Please note that if your Trezor One device is currently running firmware version 1.6.1 (bootloader version 1.4.0), the update to firmware 1.6.3 wipes the device memory. Please make sure you have the correct recovery seed with you, as it is required to recover your Trezor device from seed backup.
We recommend testing your recovery seed before you update device firmware.
We want to thank Christian Reitter for his responsible disclosure, extensive research, and associated documentation of this vulnerability. It is also important to note that the process of information sharing between individual vendors significantly contributed to the mitigation of the attack.
— Pavol “Stick” Rusnak, CTO at SatoshiLabs
Is the Trezor Model T affected?
The Trezor Model T uses a different display technology (TFT), so it is not affected by this vulnerability.
I am about to buy a new Trezor One. Will it be affected?
We ship the Trezor devices without preloaded firmware. Therefore the latest available firmware with the latest patches is always installed during the device initialization.

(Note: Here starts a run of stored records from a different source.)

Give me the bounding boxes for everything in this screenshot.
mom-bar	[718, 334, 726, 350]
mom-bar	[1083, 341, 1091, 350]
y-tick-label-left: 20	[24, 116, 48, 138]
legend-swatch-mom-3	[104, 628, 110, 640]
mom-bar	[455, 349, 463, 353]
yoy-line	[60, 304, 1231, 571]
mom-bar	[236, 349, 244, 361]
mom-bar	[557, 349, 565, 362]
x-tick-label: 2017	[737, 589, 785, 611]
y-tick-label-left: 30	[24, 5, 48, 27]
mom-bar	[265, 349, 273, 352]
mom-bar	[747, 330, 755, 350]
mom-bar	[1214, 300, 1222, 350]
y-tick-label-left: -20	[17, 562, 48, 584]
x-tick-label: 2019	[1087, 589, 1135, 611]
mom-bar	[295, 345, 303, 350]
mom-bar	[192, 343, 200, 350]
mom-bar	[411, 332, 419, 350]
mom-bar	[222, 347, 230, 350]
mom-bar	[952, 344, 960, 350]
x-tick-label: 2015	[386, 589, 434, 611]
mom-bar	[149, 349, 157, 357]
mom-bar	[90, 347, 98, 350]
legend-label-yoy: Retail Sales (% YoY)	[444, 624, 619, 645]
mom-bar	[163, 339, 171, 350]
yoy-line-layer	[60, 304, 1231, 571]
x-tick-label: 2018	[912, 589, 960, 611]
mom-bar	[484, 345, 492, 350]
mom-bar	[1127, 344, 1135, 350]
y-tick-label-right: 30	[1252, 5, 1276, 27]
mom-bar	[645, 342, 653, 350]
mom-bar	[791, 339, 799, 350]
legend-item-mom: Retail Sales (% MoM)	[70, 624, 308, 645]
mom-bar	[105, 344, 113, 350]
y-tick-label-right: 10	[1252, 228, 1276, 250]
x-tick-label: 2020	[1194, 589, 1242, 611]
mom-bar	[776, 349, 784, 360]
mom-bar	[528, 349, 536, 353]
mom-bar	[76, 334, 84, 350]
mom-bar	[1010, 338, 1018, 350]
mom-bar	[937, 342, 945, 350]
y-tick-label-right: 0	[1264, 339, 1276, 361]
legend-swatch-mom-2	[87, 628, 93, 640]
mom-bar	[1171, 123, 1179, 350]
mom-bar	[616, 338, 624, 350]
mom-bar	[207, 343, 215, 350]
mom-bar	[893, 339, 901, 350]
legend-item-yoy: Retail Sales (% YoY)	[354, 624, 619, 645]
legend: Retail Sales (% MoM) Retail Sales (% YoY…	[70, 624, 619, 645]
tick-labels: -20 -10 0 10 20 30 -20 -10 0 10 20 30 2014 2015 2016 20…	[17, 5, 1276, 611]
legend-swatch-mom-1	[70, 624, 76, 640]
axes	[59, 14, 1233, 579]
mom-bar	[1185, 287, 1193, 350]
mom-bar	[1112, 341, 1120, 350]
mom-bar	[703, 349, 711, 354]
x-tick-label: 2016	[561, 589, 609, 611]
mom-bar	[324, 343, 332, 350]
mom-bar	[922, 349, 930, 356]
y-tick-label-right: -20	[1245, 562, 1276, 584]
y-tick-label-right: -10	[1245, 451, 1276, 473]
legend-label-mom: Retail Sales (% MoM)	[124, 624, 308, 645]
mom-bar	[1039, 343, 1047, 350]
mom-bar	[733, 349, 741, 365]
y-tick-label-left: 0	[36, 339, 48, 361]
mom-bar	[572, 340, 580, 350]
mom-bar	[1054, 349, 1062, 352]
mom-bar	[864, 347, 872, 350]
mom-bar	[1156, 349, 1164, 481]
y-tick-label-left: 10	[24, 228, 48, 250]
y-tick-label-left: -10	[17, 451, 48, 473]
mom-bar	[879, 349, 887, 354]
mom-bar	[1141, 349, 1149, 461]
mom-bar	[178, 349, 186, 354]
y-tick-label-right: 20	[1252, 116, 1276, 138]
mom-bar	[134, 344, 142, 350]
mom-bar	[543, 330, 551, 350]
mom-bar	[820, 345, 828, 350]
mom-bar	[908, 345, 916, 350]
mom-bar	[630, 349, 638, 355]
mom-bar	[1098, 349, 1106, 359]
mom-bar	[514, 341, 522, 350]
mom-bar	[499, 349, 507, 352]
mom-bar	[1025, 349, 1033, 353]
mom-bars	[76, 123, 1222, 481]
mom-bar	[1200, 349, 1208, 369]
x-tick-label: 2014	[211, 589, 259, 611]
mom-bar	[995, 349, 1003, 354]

Is this relevant if my Trezor One gets stolen?
This side-channel does not help an attacker in any way to recover information from a stolen device.
Are other hardware wallets affected?
Yes. As described previously, the vulnerability exists in a common OLED display component that is used by many other embedded security devices. The practical level of impact depends on several factors, such as their use of the display for confidential data.
- 2019–04–08 — OLED information leak is discovered and disclosed to SatoshiLabs
- 2019–05–02 to 2019–05–12 — Disclosure to five other vendors
- 2019–05–29 — The planned public disclosure date falls on 2019–08–07
- 2019–06–04 — Disclosure to another vendor
- 2019–07–23 — CVE assignment requested
- 2019–07–28 — CVE assigned by MITRE
- 2019–08–07 — Common public disclosure date
- 2019–08–07 — First release of this disclosure post + firmware 1.8.2 release
Revisions to this document
- 2019–08–07 12:00 CET: Original release.